I am writing a simple script which restarts a hadoop slave. In the script, I have to do some initial changes as a root user. After that I have to change to user "hadoop" and perform set of commands. I was using os.system to run commands but I doubt whether it works well. For example:
uid=pwd.getpwnam('hadoop')[2]
os.setuid(uid)
os.system('whoami')
os.chdir('/home/hadoop/hadoop/')
os.system('bin/hadoop-daemon.sh stop tasktracker')
Again I have to perform some commands as root after this and again become user "hadoop" and execute :
os.system('bin/hadoop-daemon.sh stop tasktracker')
I have three questions here ,
Is os.system is the best command that I can use to issue linux commands ?
I am able to change from root user to user hadoop by the commands above but I am not able to change to root user (I can understand there will be security issues if they permit this, I want to know is there any possibility to do that , atleast by passing password) ?
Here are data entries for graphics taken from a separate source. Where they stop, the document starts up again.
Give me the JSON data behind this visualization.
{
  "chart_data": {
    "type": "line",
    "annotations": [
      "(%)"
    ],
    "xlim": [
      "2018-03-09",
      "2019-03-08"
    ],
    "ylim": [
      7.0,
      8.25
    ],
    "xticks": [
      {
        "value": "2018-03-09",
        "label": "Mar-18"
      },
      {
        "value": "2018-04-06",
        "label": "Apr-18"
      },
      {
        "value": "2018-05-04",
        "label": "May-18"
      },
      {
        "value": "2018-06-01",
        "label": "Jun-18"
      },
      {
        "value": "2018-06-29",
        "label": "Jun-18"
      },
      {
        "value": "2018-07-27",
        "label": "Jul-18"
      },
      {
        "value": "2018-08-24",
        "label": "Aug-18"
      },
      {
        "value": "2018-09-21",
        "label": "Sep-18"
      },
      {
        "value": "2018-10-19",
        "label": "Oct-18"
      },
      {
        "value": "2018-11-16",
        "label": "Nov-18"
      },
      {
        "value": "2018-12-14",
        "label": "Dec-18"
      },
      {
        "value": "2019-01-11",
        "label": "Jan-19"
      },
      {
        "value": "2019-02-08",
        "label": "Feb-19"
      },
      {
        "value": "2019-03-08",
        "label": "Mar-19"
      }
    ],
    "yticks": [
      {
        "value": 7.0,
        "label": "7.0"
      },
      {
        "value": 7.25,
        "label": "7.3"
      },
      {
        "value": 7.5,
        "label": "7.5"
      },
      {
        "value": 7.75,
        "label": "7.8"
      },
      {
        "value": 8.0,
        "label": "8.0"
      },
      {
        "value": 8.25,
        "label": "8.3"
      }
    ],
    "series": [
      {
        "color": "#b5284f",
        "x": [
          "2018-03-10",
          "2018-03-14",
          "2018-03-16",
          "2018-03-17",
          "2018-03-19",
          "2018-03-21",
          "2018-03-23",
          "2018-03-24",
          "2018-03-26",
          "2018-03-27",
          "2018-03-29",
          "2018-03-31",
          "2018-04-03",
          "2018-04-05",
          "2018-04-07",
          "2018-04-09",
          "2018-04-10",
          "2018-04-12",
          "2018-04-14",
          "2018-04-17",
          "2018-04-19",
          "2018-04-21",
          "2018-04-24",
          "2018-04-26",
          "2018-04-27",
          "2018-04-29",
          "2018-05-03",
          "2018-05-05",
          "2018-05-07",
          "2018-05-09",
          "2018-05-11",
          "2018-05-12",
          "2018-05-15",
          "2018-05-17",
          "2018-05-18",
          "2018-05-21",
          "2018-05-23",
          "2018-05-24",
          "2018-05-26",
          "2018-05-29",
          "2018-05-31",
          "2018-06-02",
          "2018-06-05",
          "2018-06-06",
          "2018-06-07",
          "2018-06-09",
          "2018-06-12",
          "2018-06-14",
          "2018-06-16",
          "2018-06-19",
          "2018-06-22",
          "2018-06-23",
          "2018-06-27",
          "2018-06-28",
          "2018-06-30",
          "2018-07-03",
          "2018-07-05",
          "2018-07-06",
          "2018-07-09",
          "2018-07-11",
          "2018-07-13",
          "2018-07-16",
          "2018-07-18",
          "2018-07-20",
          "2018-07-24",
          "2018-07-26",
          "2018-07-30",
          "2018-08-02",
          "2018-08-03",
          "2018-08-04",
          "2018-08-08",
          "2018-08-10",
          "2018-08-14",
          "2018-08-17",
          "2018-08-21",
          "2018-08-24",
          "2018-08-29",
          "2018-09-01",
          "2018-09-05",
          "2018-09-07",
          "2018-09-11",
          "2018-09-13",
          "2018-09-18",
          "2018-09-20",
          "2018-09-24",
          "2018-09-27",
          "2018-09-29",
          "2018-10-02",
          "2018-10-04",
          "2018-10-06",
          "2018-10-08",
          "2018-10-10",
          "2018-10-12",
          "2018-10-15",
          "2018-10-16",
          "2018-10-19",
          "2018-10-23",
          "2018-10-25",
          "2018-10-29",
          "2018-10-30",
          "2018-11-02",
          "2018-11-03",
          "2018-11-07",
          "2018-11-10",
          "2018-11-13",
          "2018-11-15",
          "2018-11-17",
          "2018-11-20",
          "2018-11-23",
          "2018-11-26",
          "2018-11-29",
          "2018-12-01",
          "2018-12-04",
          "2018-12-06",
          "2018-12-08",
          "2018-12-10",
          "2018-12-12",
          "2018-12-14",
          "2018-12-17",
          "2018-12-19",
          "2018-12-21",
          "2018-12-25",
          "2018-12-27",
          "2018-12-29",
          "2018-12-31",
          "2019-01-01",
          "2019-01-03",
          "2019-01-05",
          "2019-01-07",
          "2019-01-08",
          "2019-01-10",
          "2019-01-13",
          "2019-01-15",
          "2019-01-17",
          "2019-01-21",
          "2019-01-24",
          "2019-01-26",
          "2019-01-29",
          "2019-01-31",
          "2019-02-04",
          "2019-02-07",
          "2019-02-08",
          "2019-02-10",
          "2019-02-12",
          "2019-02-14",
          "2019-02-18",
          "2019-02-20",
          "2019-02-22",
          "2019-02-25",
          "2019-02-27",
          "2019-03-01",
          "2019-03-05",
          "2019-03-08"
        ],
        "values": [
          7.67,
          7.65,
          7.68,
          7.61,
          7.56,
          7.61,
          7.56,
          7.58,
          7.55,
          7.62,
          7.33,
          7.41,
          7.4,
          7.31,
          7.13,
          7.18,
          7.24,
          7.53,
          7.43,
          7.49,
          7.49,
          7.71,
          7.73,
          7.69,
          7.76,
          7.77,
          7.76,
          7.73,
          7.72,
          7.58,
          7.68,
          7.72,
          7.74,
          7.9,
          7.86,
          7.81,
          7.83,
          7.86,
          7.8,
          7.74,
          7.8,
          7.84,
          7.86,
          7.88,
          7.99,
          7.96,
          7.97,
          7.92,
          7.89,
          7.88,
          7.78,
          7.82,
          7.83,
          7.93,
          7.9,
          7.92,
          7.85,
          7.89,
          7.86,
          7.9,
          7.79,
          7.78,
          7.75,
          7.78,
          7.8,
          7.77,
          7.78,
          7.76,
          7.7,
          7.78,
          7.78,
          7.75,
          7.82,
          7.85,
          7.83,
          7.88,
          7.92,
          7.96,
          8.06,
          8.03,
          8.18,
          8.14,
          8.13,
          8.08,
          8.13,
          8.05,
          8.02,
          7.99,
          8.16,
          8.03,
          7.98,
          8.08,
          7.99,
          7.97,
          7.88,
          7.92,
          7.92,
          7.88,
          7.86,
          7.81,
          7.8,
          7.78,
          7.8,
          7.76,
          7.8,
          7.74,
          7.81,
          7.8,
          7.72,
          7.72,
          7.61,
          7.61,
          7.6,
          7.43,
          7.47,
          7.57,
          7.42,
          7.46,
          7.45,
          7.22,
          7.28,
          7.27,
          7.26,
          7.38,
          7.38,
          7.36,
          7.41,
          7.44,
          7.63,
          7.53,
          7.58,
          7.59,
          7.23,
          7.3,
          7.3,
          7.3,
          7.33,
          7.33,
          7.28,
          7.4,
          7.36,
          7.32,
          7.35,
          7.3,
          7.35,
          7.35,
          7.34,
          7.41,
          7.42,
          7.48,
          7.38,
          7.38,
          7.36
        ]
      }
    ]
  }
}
Does os.setuid() work ? whoami prints user hadoop but the process "tasktracker" is not stopped using those command, but if i perform the same commands manually it works fine (I use "su hadoop" instead of setuid while trying it out manually).
Thanks for all your help.
you could use:
os.system('sudo -u hadoop bin/hadoop-daemon.sh stop tasktracker')
or if you dont have sudo, but have su
os.system('su hadoop -c "bin/hadoop-daemon.sh stop tasktracker"')
It is a much better idea to use "su" than to switch the user ID using os.setuid().
Why?
- "su" will set up the login credentials correctly, including the group ID, and supplemental groups
- "su" will also do other useful things, such as setting environment variables (particularly if you use su - ). Maybe it will also set ulimit limits according to limits.conf.
This kind of scripts can be implemented much cleaner with use of fabric library: http://docs.fabfile.org/en/1.3.1/index.html
Additionally it provides nice command-line interface and capabilities of remote servers management via ssh. All the python is available so you can connect to databases for example or import whatever you need.
Exactly the question about running commands as some other user can be implemented with sudo command with user arg: http://docs.fabfile.org/en/1.3.1/api/core/operations.html#fabric.operations.sudo
I haven't done this myself but I see several os functions that may apply. They start here: http://docs.python.org/library/os.html#os.setegid
Also, there was a thread on the tutor list that addressed the topic: http://mail.python.org/pipermail/tutor/2002-December/018981.html
The os.system approach is limited because it only returns an error code. The subprocess.Popen toolset is more flexible.